Isso se reflete até na sua trilha sonora, como Walter Silva nos apresenta ao descrever a música Pavão Mysteriozo, tema principal da novela: “Já com ela sem seus braços, o galã apaixonado profere estas palavras: ‘- Eles são muitos, mas não sabem voar.’”, o que pode ser lido como uma clara alusão à incompreensão dos agentes da ditadura a respeito dos desejos de liberdade e sua incapacidade de sair do chão e… voar! Foi assim que “a  telenovela “Saramandaia” ritualizou, no Brasil dos “anos tristes”, a loucura necessária; funcionou como uma espécie de pulmão que permitiu os indivíduos respirarem numa atmosfera sufocada por um regime político autoritário e, foi igualmente, uma das expressões originais de descontração, apesar de todas as interdições da época” (PAIVA, 2003, p. 4).

Referências

ALENCAR, Mauro. A Hollywood Brasileira: Panorama da Telenovela no Brasil, São Paulo: SENAC, 2002.
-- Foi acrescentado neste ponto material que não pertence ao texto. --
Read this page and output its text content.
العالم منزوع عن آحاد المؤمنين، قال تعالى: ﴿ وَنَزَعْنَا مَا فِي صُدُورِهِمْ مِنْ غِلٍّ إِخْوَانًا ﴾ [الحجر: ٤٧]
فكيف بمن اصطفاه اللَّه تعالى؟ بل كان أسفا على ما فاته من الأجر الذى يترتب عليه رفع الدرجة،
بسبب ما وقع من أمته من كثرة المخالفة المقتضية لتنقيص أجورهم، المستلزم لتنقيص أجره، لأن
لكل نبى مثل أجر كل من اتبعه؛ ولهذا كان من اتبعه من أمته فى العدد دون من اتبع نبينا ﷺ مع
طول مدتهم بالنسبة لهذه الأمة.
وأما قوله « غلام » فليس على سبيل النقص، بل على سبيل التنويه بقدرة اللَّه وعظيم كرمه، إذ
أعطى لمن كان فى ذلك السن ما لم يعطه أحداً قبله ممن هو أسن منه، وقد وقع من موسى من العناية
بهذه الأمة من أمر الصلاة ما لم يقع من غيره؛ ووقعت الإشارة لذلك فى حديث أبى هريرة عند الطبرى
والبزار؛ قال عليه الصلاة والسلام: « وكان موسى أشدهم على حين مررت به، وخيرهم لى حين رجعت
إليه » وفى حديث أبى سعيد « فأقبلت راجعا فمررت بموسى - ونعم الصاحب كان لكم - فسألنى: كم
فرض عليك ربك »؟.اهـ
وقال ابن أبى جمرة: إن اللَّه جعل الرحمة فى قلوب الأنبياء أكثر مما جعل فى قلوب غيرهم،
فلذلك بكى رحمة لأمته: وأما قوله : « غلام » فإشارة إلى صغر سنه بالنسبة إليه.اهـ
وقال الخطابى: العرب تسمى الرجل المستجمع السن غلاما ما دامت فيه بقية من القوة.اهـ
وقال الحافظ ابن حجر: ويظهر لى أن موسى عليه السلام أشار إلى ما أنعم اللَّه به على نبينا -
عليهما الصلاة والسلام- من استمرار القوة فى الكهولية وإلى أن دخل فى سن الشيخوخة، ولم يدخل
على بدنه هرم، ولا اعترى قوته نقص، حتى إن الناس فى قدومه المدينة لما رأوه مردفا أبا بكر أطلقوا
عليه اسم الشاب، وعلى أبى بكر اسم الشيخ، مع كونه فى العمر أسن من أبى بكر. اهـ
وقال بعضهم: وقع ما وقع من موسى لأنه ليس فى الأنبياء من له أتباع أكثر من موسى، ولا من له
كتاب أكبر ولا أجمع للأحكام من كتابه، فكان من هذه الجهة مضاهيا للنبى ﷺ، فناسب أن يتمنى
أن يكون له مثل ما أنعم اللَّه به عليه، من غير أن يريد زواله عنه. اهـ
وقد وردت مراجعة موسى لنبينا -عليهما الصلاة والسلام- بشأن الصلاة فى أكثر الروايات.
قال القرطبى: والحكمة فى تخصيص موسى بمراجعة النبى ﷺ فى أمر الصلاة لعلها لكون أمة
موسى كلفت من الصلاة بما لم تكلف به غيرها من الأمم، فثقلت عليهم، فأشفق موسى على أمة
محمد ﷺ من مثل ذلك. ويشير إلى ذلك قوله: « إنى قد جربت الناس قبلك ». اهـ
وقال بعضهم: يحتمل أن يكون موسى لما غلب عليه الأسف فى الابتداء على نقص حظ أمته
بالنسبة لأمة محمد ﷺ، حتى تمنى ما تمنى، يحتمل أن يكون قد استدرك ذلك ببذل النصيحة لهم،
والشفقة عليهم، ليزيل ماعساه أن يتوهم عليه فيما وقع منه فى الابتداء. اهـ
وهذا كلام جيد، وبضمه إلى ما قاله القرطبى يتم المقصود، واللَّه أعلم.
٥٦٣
MATTOS, David José Lessa (Org.). Pioneiros do rádio e da TV no Brasil: depoimentos à Pró-TV (Volume 1). São Paulo: Codex, 2004.

MEMÓRIA GLOBO.  Saramandaia. 2013. Disponível em  http://memoriaglobo.globo.com. Acesso em 24 jun. 2013

PAIVA, Cláudio Cardoso de . Comunicação e Latinidade: um estudo de televisão e ficção seriada. UQAM. Canadá. América Terra das Utopias. Desafios da Comunicação Social, Quebec, Canadá, v. 1, n.1, p. 1-15, 2003. Disponível em http://www.er.uqam.ca/nobel/gricis/actes/ utopie/Paiva.pdf. Acesso em 24 jun. 2013

SILVA, Walter (Pica-Pau). Vou te contar: Histórias de Música Popular Brasileira. São Paulo: Codex, 2002.